Am 1. Januar dieses Jahres hat Rumänien die EU-Ratspräsidentschaft übernommen. Eigentlich müssten die rumänischen Kulturschaffenden, die oft Europa-freundlich sind, jubeln. Tun sie aber nicht, denn, so sagt die Schriftstellerin Dana Grigorcea: "Rumänien ist überhaupt nicht darauf vorbereitet."

Von Katrin Hillgruber | 06.01.2019
    Demonstranten mit Plakat des Vorsitzenden der PSD, Liviu Dragnea: Gegen ihn wird wegen Veruntreuung von EU-Geldern ermittelt, er ist vorbestraft und wurde kürzlich wegen Beihilfe zum Amtsmissbrauch in erster Instanz verurteilt.
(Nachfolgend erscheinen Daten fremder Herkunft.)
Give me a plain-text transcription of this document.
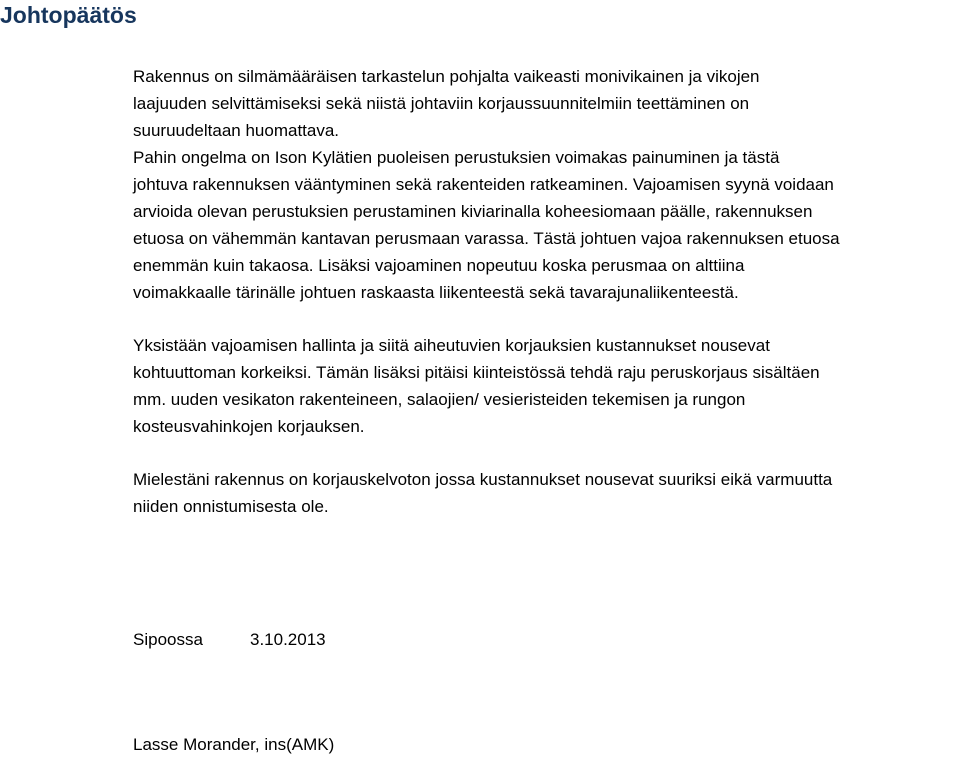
Johtopäätös

Rakennus on silmämääräisen tarkastelun pohjalta vaikeasti monivikainen ja vikojen
laajuuden selvittämiseksi sekä niistä johtaviin korjaussuunnitelmiin teettäminen on
suuruudeltaan huomattava.
Pahin ongelma on Ison Kylätien puoleisen perustuksien voimakas painuminen ja tästä
johtuva rakennuksen vääntyminen sekä rakenteiden ratkeaminen. Vajoamisen syynä voidaan
arvioida olevan perustuksien perustaminen kiviarinalla koheesiomaan päälle, rakennuksen
etuosa on vähemmän kantavan perusmaan varassa. Tästä johtuen vajoa rakennuksen etuosa
enemmän kuin takaosa. Lisäksi vajoaminen nopeutuu koska perusmaa on alttiina
voimakkaalle tärinälle johtuen raskaasta liikenteestä sekä tavarajunaliikenteestä.

Yksistään vajoamisen hallinta ja siitä aiheutuvien korjauksien kustannukset nousevat
kohtuuttoman korkeiksi. Tämän lisäksi pitäisi kiinteistössä tehdä raju peruskorjaus sisältäen
mm. uuden vesikaton rakenteineen, salaojien/ vesieristeiden tekemisen ja rungon
kosteusvahinkojen korjauksen.

Mielestäni rakennus on korjauskelvoton jossa kustannukset nousevat suuriksi eikä varmuutta
niiden onnistumisesta ole.

Sipoossa	3.10.2013
Lasse Morander, ins(AMK)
    Nicht nur Künstler protestieren in Rumänien gegen den mehrfach vorbestraften Parteichef Liviu Dragnea. (Deutschlandradio / Srdjan Govedarica)
    Rumäniens bekanntester zeitgenössischer Schriftsteller Mircea Cărtărescu ist ein flammender Europäer. Entsprechend positiv bewertet er den Beitritt seines Landes zur Europäischen Union im Januar 2007:
    "Ich denke, der Tag, an dem Rumänien in die EU eingetreten ist, obwohl es noch lange nicht ausreichend darauf vorbereitet war, ist mindestens so wichtig wie der Nationalfeiertag."
    Im Grunde müssten Mircea Cărtărescu und mit ihm alle EU-freundlichen Rumänen darüber jubeln, dass ihr Land am 1. Januar den Ratsvorsitz in Brüssel übernommen hat. Paradoxerweise ist genau das Gegenteil der Fall, was an der vermeintlich sozialdemokratischen Regierung des mehrfach vorbestraften Parteichefs Liviu Dragnea liegt. Die rumänisch-schweizerische Autorin Dana Grigorcea beteiligt sich an der außerparlamentarischen Oppositionsbewegung Rezist, auf Deutsch etwa "widerstehe". Sie spricht aus, was viele Kulturschaffende derzeit denken:
    "Ich fürchte mich vor dieser EU-Präsidentschaft Rumäniens, weil Rumänien überhaupt nicht darauf vorbereitet ist. Wer verfolgt hat, was in Rumänien in diesen letzten Jahren passiert ist, der weiß das, dass eben diese Strukturen, die Diskussionskultur noch nicht ausgereift ist. Es wird eine sehr schwierige Zeit sein. Im Kulturbereich sind derzeit nur Seilschaften, also man versucht, Künstler, die der Regierung nicht genehm sind oder die sich zu politischen Themen äußern und kritisch äußern, nicht zu berücksichtigen."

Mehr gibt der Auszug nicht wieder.